Presenter: Sanya Thakur
Faculty Sponsor: Peter Haas
School: UMass Amherst
Research Area: Computer Science
Session: Poster Session 3, 1:15 PM - 2:00 PM, 163, C14
ABSTRACT
Given the wealth of investment options available, and the many potential outcomes associated with each purchase, stock market investing can be daunting for everyone, especially for beginners and for communities historically underrepresented in finance who may have limited access to formal financial education. Stochastic Package Queries (SPQs) offer a user-friendly and efficient solution, allowing everyone to simply express their decision-making problems, and receive optimal recommendations under uncertain conditions in seconds. Under the hood, SPQs are processed by a highly scalable system comprising stock databases, linear program optimizers, market simulators, and customized algorithms that work in tandem to derive personalized and optimal investment strategies based on millions of simulated possible worlds. Unfortunately, SPQs can only optimize expected returns, and thus, when applied to portfolio construction, often recommend risky investments that look strong “on average”, but perform poorly in bear markets due to limited diversification.

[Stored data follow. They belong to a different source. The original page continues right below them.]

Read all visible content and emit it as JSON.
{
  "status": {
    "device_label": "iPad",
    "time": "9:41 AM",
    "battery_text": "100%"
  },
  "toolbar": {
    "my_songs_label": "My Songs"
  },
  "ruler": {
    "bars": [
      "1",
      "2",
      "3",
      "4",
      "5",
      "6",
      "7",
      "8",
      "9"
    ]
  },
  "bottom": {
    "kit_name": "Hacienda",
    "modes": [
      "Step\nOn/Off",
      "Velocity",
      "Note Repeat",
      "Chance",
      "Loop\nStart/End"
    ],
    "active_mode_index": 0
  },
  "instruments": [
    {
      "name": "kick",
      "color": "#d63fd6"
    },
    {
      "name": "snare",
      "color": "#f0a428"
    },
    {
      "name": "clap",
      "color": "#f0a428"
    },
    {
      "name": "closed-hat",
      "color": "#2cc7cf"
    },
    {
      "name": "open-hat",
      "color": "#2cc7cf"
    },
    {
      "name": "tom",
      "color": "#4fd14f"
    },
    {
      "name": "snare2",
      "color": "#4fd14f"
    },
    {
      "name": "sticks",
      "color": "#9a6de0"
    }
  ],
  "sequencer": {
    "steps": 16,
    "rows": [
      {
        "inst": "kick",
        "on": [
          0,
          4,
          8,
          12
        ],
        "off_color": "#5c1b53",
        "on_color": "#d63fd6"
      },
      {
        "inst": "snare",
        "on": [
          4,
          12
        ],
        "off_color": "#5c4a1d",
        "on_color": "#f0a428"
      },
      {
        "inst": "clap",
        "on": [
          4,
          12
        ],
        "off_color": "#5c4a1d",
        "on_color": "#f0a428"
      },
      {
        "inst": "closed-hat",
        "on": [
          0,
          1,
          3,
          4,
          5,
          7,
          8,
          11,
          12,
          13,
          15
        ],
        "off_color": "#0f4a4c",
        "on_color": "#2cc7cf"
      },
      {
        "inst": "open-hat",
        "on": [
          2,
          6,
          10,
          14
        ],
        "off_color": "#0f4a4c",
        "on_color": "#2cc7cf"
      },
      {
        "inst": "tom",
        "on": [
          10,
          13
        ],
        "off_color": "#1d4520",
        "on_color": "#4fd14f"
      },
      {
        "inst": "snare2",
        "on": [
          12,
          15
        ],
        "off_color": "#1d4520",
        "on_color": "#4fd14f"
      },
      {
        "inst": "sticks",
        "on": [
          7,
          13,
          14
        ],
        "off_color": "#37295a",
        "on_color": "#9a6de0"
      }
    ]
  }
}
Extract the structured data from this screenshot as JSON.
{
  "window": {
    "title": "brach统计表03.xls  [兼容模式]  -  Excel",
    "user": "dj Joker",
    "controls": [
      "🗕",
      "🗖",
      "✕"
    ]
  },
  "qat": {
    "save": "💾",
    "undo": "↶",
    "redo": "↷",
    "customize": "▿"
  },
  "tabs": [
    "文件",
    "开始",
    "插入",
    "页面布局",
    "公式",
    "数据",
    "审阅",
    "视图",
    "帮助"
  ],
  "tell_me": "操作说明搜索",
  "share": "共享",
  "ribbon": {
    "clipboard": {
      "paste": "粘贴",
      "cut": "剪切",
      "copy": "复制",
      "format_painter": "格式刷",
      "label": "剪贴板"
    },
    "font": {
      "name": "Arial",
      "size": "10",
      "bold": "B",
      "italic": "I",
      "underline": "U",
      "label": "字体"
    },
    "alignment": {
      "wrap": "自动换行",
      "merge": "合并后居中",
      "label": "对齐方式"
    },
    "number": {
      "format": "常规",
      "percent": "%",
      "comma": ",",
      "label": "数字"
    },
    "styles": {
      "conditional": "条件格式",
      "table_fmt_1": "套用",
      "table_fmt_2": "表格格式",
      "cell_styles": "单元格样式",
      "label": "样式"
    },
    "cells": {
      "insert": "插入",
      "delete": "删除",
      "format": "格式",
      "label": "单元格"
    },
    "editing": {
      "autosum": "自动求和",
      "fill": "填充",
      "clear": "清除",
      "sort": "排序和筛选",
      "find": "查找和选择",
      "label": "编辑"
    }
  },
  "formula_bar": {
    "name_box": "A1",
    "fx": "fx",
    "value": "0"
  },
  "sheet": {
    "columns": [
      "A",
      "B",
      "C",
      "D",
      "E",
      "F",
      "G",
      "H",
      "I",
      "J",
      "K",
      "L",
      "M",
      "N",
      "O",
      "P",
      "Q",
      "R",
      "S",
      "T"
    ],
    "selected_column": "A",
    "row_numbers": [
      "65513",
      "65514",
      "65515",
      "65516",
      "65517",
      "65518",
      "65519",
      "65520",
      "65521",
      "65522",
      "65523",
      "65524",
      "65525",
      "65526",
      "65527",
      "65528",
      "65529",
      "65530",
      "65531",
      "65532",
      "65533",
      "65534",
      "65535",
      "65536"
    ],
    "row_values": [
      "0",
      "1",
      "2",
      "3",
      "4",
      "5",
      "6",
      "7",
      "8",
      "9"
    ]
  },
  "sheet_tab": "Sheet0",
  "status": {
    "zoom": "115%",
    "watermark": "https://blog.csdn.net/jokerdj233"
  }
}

We enrich the class of problems that can be solved scalably using SPQs, by allowing them to return risk-optimized portfolios that minimize expected losses in their worst case outcomes, or the Conditional Value-at-Risk (CVaR). We derive a mathematical formulation of the CVaR optimization problem based on numerous simulated possible worlds of future returns. Using auxiliary variables, our formulation represents tail-loss exceedances in a linear, optimization-friendly form. This enables CVaR to be optimized within the same Integer Linear Programming structure used by SPQs, preserving the original feasibility constraints and search process while explicitly prioritizing protection against extreme downside outcomes.